The journey through the forest is devoid of wandering monsters. And only has three set encounters. There’s a small part where the party finds a ransacked hunting camp. There’s another where the party finds some pillars … but they only do something at midnight under a full moon. Uh … given the perk they provide and coolness of the effect I can’t imagine not using it. Basically the party members are given the choice of loosing a stat point in order to get an amulet that protects them from undead. I’m pretty sure that your stats should be going up & down regularly in a good game, so the choice isn’t as clear-cut (“No”) as it would normally be. The last encounter is with an evil NPC party that has been following the party. As written this is kind of lame. They just show up and attack, get their ass kicked, and retreat. It would be MUCH cooler if they had hired on to the boat, taken it over once the party left, and then did some hit & runs on the party before the main dungeon, or just waited till the party was out of the dungeon and hit them hard then. Both of those allow for a decent bit of role-play and some foreshadowing of the villains before the party fights them and that add SO much more to the encounters.

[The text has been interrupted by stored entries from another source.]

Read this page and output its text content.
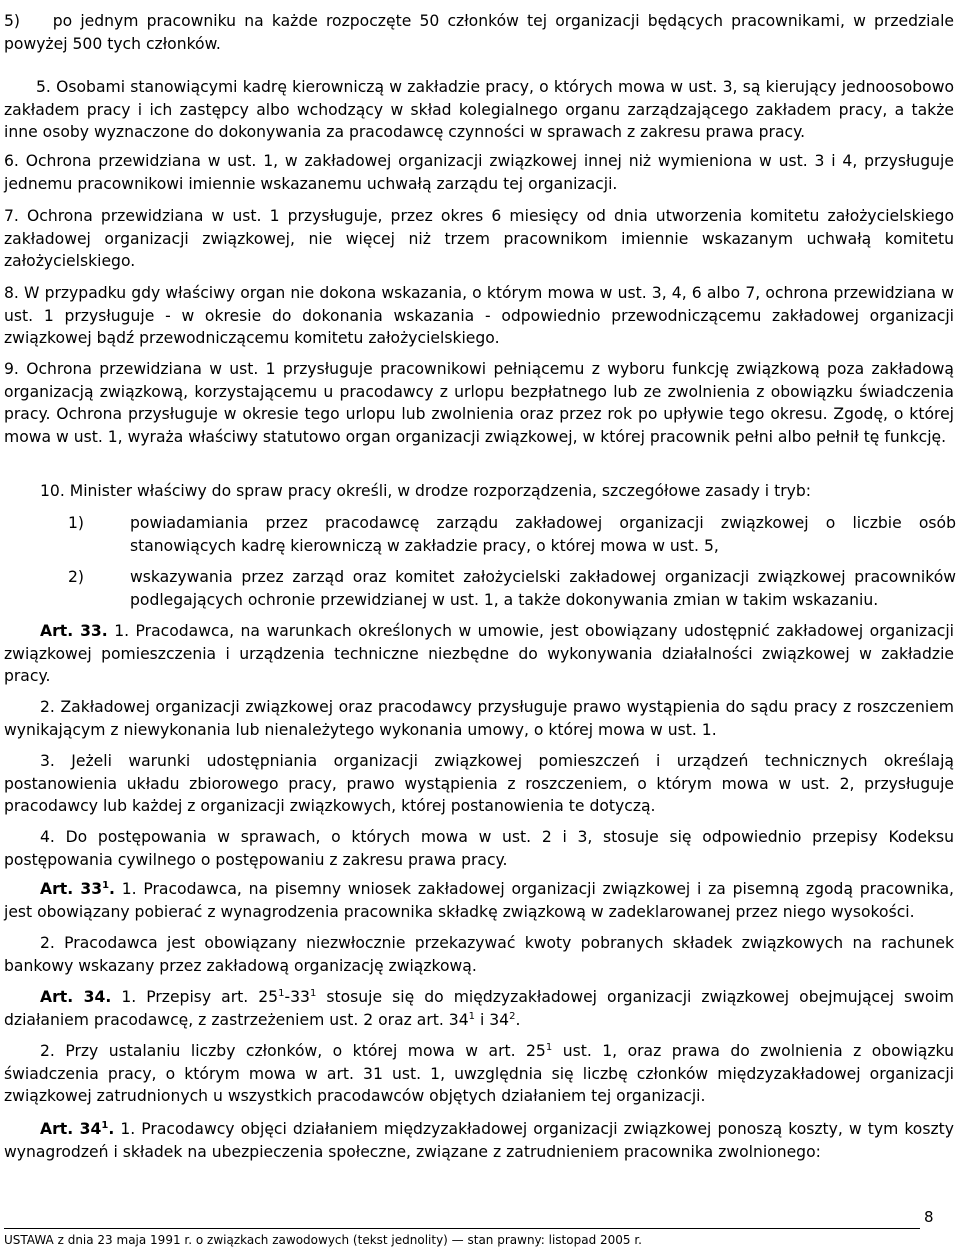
5)    po jednym pracowniku na każde rozpoczęte 50 członków tej organizacji będących pracownikami, w przedziale powyżej 500 tych członków.

5. Osobami stanowiącymi kadrę kierowniczą w zakładzie pracy, o których mowa w ust. 3, są kierujący jednoosobowo zakładem pracy i ich zastępcy albo wchodzący w skład kolegialnego organu zarządzającego zakładem pracy, a także inne osoby wyznaczone do dokonywania za pracodawcę czynności w sprawach z zakresu prawa pracy.

6. Ochrona przewidziana w ust. 1, w zakładowej organizacji związkowej innej niż wymieniona w ust. 3 i 4, przysługuje jednemu pracownikowi imiennie wskazanemu uchwałą zarządu tej organizacji.

7. Ochrona przewidziana w ust. 1 przysługuje, przez okres 6 miesięcy od dnia utworzenia komitetu założycielskiego zakładowej organizacji związkowej, nie więcej niż trzem pracownikom imiennie wskazanym uchwałą komitetu założycielskiego.

8. W przypadku gdy właściwy organ nie dokona wskazania, o którym mowa w ust. 3, 4, 6 albo 7, ochrona przewidziana w ust. 1 przysługuje - w okresie do dokonania wskazania - odpowiednio przewodniczącemu zakładowej organizacji związkowej bądź przewodniczącemu komitetu założycielskiego.

9. Ochrona przewidziana w ust. 1 przysługuje pracownikowi pełniącemu z wyboru funkcję związkową poza zakładową organizacją związkową, korzystającemu u pracodawcy z urlopu bezpłatnego lub ze zwolnienia z obowiązku świadczenia pracy. Ochrona przysługuje w okresie tego urlopu lub zwolnienia oraz przez rok po upływie tego okresu. Zgodę, o której mowa w ust. 1, wyraża właściwy statutowo organ organizacji związkowej, w której pracownik pełni albo pełnił tę funkcję.

10. Minister właściwy do spraw pracy określi, w drodze rozporządzenia, szczegółowe zasady i tryb:

1)	powiadamiania przez pracodawcę zarządu zakładowej organizacji związkowej o liczbie osób stanowiących kadrę kierowniczą w zakładzie pracy, o której mowa w ust. 5,
2)	wskazywania przez zarząd oraz komitet założycielski zakładowej organizacji związkowej pracowników podlegających ochronie przewidzianej w ust. 1, a także dokonywania zmian w takim wskazaniu.

Art. 33. 1. Pracodawca, na warunkach określonych w umowie, jest obowiązany udostępnić zakładowej organizacji związkowej pomieszczenia i urządzenia techniczne niezbędne do wykonywania działalności związkowej w zakładzie pracy.

2. Zakładowej organizacji związkowej oraz pracodawcy przysługuje prawo wystąpienia do sądu pracy z roszczeniem wynikającym z niewykonania lub nienależytego wykonania umowy, o której mowa w ust. 1.

3. Jeżeli warunki udostępniania organizacji związkowej pomieszczeń i urządzeń technicznych określają postanowienia układu zbiorowego pracy, prawo wystąpienia z roszczeniem, o którym mowa w ust. 2, przysługuje pracodawcy lub każdej z organizacji związkowych, której postanowienia te dotyczą.

4. Do postępowania w sprawach, o których mowa w ust. 2 i 3, stosuje się odpowiednio przepisy Kodeksu postępowania cywilnego o postępowaniu z zakresu prawa pracy.

Art. $33^1$. 1. Pracodawca, na pisemny wniosek zakładowej organizacji związkowej i za pisemną zgodą pracownika, jest obowiązany pobierać z wynagrodzenia pracownika składkę związkową w zadeklarowanej przez niego wysokości.

2. Pracodawca jest obowiązany niezwłocznie przekazywać kwoty pobranych składek związkowych na rachunek bankowy wskazany przez zakładową organizację związkową.

Art. 34. 1. Przepisy art. $25^1-33^1$ stosuje się do międzyzakładowej organizacji związkowej obejmującej swoim działaniem pracodawcę, z zastrzeżeniem ust. 2 oraz art. $34^1$ i $34^2$.

2. Przy ustalaniu liczby członków, o której mowa w art. $25^1$ ust. 1, oraz prawa do zwolnienia z obowiązku świadczenia pracy, o którym mowa w art. 31 ust. 1, uwzględnia się liczbę członków międzyzakładowej organizacji związkowej zatrudnionych u wszystkich pracodawców objętych działaniem tej organizacji.

Art. $34^1$. 1. Pracodawcy objęci działaniem międzyzakładowej organizacji związkowej ponoszą koszty, w tym koszty wynagrodzeń i składek na ubezpieczenia społeczne, związane z zatrudnieniem pracownika zwolnionego:

8
USTAWA z dnia 23 maja 1991 r. o związkach zawodowych (tekst jednolity) — stan prawny: listopad 2005 r.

The main dungeon has 31 room, has no wandering monsters, and is full of undead. FULL of undead. Because they are special undead there is no turning allowed and there are about 90 of them in the complex. A very large number of them are likely to be encountered by the party and combats and noise in rooms will pull undead from most nearby locations. There’s not a whole lot going on inside other than monstrous/undead encounters. There’s a decent trap/obstacle at the beginning and a couple of lakes to maneuver around, but otherwise it’s just a monster hack. T1 did a great job of setting up a foreboding atmosphere but that is lost in this module by the sheer numbers of undead. Further, the undead are a little too mundane; there’s not really a sense of danger or decay in the surrounding environment. Many of them have footlockers! That’s not the type of undead I’m fond of. I want mine to be dark creatures of evil with very little logical behavior behind them … or perhaps set patterns behind them. This reduces them to just another creature to hack through in a dungeon that not very evocative. The last room has a nice description but it’s wasted by no follow-up. It he skulls and body parts had coalesced in to the creatures you fight, with a little horror/gore thrown in, then its impact would have been much greater.

The environment and setting in T1 meshed with the creatures to creature a nice little folk tale like feel with a horror element. That sort of vibe is almost completely lacking from this module.

This is available on Dragonsfoot, in a bundle with T1.